Nextel Partners is proposing a 114-foot tower to provide cellular phone service for its customers along the eastern part of Lake George, including an area known as the Million Dollar Beach. The tower would be painted brown, with fake branches attached to camouflage it as a white pine, even though it would be 30 feet taller than any surrounding tree.

"We think this will be very unobtrusive," said Michael Rapp of Nextel, based in Kirkland, Washington. "The mountain continues to climb up and it will blend into that background."

But critics are dubbing the faux tree "Frankenpine." The tower would soar from a forested peninsula known as Pilot Knob in the town of Fort Ann up Buck Mountain, a subject painted by Georgia O'Keefe and others in works hanging in galleries from Manhattan to Washington, D.C.

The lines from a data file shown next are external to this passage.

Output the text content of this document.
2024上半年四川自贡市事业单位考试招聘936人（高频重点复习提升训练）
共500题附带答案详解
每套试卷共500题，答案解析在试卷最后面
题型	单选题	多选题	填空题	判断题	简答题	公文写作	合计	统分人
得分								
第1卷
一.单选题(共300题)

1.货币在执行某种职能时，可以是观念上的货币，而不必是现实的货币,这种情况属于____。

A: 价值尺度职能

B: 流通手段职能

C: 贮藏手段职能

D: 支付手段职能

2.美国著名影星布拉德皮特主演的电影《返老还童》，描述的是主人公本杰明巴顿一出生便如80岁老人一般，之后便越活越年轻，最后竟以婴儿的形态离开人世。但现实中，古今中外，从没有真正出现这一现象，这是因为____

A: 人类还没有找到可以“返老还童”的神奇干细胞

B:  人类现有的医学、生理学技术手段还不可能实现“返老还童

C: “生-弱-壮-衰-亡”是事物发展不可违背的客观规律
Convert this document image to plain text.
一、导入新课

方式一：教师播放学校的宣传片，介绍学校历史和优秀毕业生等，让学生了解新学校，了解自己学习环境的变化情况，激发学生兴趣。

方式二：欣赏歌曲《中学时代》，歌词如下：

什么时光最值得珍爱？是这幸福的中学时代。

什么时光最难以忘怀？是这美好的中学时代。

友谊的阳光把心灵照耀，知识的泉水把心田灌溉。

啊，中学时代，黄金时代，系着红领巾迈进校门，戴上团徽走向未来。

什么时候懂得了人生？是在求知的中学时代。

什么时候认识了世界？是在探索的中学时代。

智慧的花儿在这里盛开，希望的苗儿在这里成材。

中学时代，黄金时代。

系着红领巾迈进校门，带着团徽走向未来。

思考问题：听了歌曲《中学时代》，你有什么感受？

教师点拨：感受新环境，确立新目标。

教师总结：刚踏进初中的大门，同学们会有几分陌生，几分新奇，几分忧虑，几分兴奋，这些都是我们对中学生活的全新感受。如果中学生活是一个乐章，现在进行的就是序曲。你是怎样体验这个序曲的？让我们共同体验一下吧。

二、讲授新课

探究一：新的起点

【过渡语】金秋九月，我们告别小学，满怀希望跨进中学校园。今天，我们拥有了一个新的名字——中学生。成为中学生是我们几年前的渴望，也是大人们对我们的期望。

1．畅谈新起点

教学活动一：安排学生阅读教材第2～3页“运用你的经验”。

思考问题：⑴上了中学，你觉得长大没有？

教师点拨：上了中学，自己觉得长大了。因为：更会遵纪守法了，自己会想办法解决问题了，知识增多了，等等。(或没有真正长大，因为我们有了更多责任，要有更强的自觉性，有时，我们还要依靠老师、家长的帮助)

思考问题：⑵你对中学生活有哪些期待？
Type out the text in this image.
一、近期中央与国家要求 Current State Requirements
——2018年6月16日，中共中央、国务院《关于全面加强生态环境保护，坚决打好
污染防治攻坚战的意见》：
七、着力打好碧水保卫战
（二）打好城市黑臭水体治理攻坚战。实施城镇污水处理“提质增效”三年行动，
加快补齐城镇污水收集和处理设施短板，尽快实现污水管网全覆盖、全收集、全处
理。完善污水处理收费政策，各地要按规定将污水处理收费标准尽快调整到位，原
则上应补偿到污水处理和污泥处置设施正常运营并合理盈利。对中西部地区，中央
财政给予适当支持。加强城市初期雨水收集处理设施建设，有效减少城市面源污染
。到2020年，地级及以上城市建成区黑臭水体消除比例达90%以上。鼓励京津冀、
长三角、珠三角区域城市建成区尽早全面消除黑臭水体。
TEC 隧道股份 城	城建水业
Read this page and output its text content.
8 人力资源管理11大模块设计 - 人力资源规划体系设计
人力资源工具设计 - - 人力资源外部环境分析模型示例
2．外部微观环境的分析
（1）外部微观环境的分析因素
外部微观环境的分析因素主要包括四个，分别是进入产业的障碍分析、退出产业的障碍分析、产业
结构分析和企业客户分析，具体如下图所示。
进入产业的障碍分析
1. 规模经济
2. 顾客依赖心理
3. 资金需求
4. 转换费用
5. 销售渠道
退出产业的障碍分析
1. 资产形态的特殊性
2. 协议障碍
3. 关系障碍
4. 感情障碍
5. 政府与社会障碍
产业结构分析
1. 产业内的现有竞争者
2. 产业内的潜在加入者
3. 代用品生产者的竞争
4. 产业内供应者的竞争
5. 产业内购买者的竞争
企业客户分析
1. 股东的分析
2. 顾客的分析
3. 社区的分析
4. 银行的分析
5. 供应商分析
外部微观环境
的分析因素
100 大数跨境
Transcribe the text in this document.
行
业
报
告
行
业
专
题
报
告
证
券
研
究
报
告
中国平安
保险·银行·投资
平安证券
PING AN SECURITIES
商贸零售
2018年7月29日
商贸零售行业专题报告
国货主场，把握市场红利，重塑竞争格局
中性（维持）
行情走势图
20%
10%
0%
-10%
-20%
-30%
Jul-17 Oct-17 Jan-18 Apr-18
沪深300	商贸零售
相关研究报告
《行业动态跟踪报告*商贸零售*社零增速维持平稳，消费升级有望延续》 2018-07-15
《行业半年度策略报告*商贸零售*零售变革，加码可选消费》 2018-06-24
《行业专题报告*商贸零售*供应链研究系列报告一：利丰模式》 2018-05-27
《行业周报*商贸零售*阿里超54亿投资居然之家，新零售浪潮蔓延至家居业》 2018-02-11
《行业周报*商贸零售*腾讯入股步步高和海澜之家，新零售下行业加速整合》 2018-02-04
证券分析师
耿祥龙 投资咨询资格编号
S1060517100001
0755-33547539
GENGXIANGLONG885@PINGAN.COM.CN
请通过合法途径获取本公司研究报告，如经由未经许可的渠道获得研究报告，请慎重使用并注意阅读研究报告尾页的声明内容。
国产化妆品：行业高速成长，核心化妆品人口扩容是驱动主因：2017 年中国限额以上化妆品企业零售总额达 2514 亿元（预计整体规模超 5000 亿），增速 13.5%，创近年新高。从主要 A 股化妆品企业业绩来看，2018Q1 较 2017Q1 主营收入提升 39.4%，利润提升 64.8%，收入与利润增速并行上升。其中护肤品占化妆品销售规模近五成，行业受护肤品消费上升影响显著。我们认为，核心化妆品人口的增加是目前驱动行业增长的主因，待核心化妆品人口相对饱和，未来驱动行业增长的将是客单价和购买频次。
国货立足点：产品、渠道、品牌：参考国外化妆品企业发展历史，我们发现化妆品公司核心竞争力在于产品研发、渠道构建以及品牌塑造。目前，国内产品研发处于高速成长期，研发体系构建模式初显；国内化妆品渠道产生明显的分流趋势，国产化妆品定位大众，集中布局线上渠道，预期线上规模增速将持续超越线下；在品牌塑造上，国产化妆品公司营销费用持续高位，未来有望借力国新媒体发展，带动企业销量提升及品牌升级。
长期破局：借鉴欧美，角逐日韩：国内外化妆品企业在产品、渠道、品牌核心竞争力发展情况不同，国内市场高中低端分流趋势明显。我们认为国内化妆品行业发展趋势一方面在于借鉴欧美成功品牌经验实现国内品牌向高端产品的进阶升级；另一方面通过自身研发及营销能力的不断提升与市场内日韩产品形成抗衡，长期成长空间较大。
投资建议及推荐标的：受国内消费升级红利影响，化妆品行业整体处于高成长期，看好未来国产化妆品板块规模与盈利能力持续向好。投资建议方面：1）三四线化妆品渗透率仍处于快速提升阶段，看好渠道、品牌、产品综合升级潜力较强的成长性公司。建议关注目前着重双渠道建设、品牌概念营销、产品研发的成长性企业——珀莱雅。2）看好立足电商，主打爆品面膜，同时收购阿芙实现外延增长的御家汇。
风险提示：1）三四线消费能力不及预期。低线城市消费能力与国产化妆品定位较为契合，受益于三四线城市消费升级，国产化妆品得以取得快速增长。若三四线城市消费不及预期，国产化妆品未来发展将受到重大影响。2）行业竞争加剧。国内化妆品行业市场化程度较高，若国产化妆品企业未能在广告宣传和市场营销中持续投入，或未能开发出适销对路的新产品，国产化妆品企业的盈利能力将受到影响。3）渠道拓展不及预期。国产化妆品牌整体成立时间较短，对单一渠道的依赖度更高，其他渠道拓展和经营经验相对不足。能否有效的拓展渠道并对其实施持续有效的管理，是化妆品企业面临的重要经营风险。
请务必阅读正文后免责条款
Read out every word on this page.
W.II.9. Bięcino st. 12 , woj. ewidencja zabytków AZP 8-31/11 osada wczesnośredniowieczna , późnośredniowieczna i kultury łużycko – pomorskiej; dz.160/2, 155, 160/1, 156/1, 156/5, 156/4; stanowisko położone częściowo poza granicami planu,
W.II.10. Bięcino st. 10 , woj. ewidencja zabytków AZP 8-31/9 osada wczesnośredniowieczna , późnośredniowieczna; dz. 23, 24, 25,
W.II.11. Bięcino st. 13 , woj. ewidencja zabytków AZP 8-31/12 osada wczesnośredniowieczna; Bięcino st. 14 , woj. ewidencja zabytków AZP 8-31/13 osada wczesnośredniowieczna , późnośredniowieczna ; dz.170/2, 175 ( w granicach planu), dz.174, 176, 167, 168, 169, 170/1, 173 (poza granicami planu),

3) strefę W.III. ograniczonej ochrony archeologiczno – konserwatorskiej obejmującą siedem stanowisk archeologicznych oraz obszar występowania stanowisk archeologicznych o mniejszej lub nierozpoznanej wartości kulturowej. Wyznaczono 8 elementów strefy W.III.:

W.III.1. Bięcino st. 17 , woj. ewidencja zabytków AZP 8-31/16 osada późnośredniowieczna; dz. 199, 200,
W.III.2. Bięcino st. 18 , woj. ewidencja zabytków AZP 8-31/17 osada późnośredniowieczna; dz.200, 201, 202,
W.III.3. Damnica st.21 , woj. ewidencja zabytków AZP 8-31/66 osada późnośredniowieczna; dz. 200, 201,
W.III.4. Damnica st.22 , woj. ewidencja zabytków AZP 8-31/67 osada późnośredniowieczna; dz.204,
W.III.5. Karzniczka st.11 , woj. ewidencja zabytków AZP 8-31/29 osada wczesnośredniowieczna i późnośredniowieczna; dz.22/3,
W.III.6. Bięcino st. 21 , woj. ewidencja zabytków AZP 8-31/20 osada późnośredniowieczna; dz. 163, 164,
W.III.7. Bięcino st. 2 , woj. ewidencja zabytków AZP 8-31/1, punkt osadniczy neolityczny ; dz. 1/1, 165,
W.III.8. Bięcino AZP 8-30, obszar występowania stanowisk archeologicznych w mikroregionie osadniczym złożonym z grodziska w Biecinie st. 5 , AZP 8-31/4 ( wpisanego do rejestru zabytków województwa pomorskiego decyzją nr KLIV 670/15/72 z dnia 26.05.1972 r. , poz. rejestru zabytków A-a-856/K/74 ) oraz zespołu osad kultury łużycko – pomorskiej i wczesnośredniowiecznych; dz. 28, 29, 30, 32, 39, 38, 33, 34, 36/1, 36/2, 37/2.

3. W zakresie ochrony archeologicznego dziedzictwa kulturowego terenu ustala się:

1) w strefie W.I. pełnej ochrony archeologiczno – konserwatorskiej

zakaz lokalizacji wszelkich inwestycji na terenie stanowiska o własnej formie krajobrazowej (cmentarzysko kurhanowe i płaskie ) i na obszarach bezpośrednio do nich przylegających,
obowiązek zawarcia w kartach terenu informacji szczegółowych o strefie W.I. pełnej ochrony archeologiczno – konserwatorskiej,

"Placing a steel and plastic cell tower above the tops of every tree in the forest on Pilot Knob would be like painting a beard and mustache on the Mona Lisa," said Brian Houseal of The Adirondack Council, an environmental group. "The landscape around Pilot Knob is an American icon."

Hearings are being held on the matter, and authorities won't vote on it before September.

Those who favor keeping the Adirondacks free of modern intrusions scored an unrelated victory on July 9 when the state Adirondack Park Agency banned the use of all-terrain vehicles on trails in sensitive wild forest areas in the western park. The action bans ATVs on 26 roads covering 44 miles in the Aldridge Pond wild forest area; 31 roads covering 44 miles in the Black River wild forest; and 68 roads covering 66 miles in the Independence River wild forest area.

The ruling leaves no public area for ATVs in the 6-million-acre park, which is made up of public and private land. ATVs will still be allowed in the area for disabled riders, owners on their own property, and some hunters with state permits.

Conservationists say high-powered ATVs have caused ruts and erosion and destroyed trails. Riders say banning the vehicles will hurt the local economy.